01 Jul 2016
$942 million acquisition remains on track for completion by the end of this year.
A special meeting of stockholders held June 29 saw more than 95 per cent of the company ownership present backing the merger of two of the world’s largest laser companies. Close to 80 per cent of Rofin’s stockholding voted at the meeting.
The deal is set at $32.50 per Rofin share, equivalent to $942 million.
Activist investor SilverArrow had considered that price to be a “low-ball” offering, comparing the premium offered unfavorably to the price paid by MKS Instruments to acquire Newport, another major laser company, earlier this year.

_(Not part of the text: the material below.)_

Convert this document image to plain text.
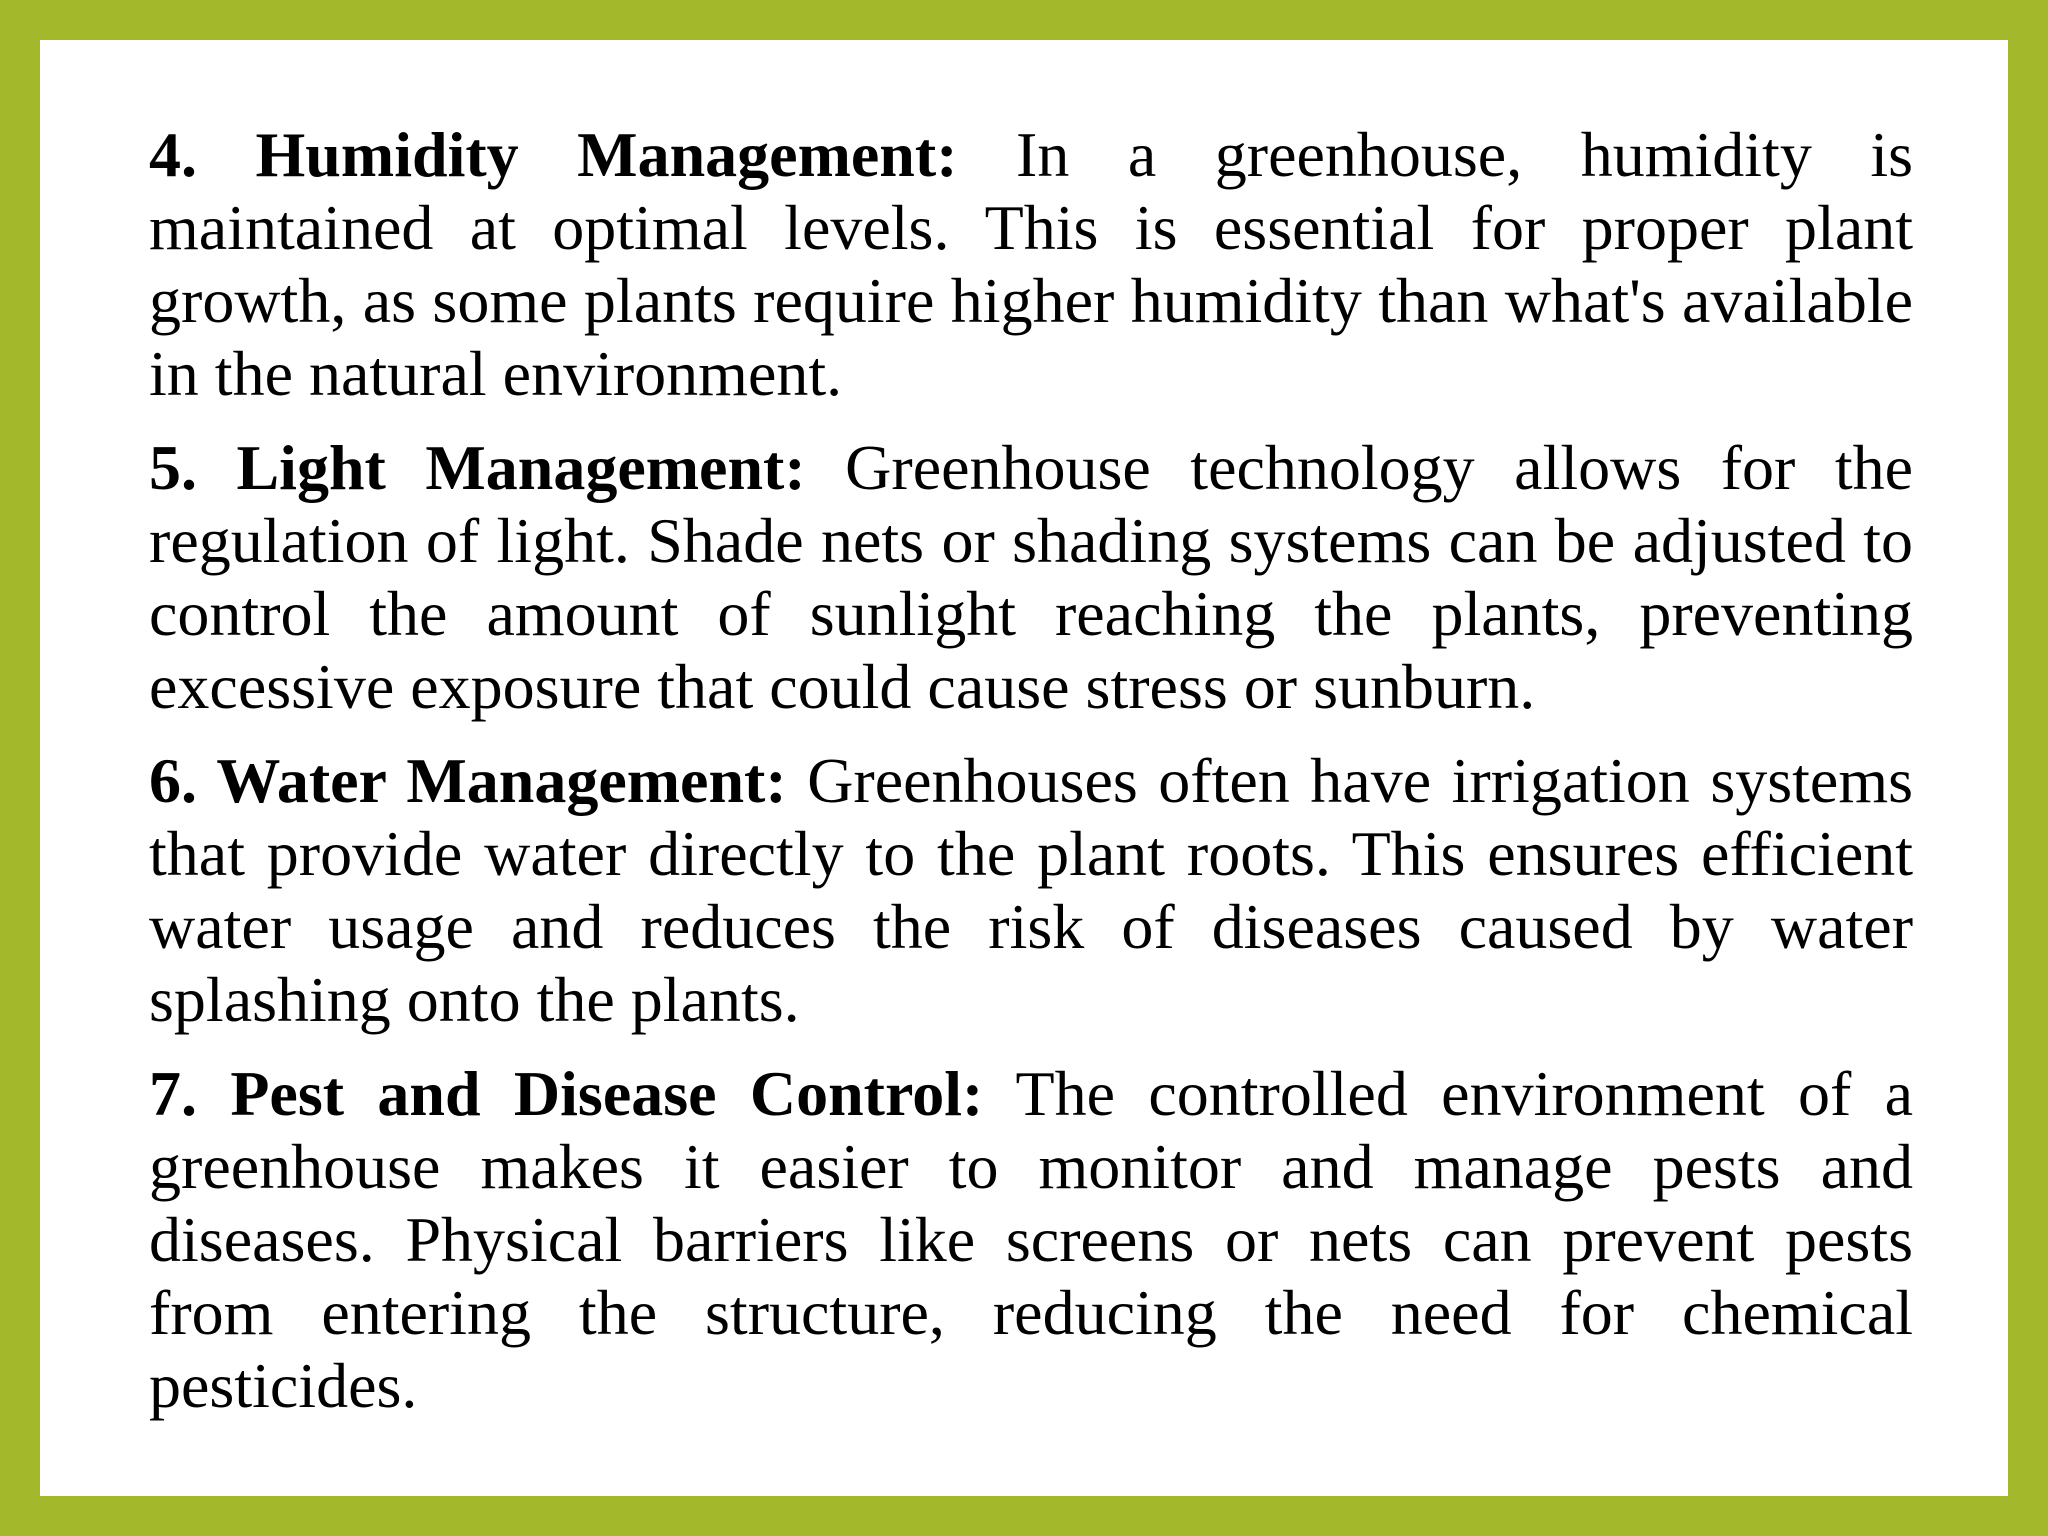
4. Humidity Management: In a greenhouse, humidity is maintained at optimal levels. This is essential for proper plant growth, as some plants require higher humidity than what's available in the natural environment.

5. Light Management: Greenhouse technology allows for the regulation of light. Shade nets or shading systems can be adjusted to control the amount of sunlight reaching the plants, preventing excessive exposure that could cause stress or sunburn.

6. Water Management: Greenhouses often have irrigation systems that provide water directly to the plant roots. This ensures efficient water usage and reduces the risk of diseases caused by water splashing onto the plants.

7. Pest and Disease Control: The controlled environment of a greenhouse makes it easier to monitor and manage pests and diseases. Physical barriers like screens or nets can prevent pests from entering the structure, reducing the need for chemical pesticides.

SIlverArrow had been urging stockholders to hold out for a purchase price of at least $34 for Rofin.
While the Rofin shareholder backing represents one hurdle cleared by the deal, it remains subject to regulatory approvals and Coherent arranging significant finance.
When announcing the deal in March, Coherent said that it was seeking a $750 million loan to support the Rofin acquisition, and in its most recent quarterly filing with the US Securities & Exchange Commission the company said it was negotiating aggregate debt financing of up to $850 million with a combination of Barclays Bank, Bank of America, and Merrill Lynch, Pierce, Fenner and Smith.
The acquisition agreement contains certain termination rights for Coherent but also provides for a termination fee of $65.0 million to Rofin and $2.4 million to Barclays.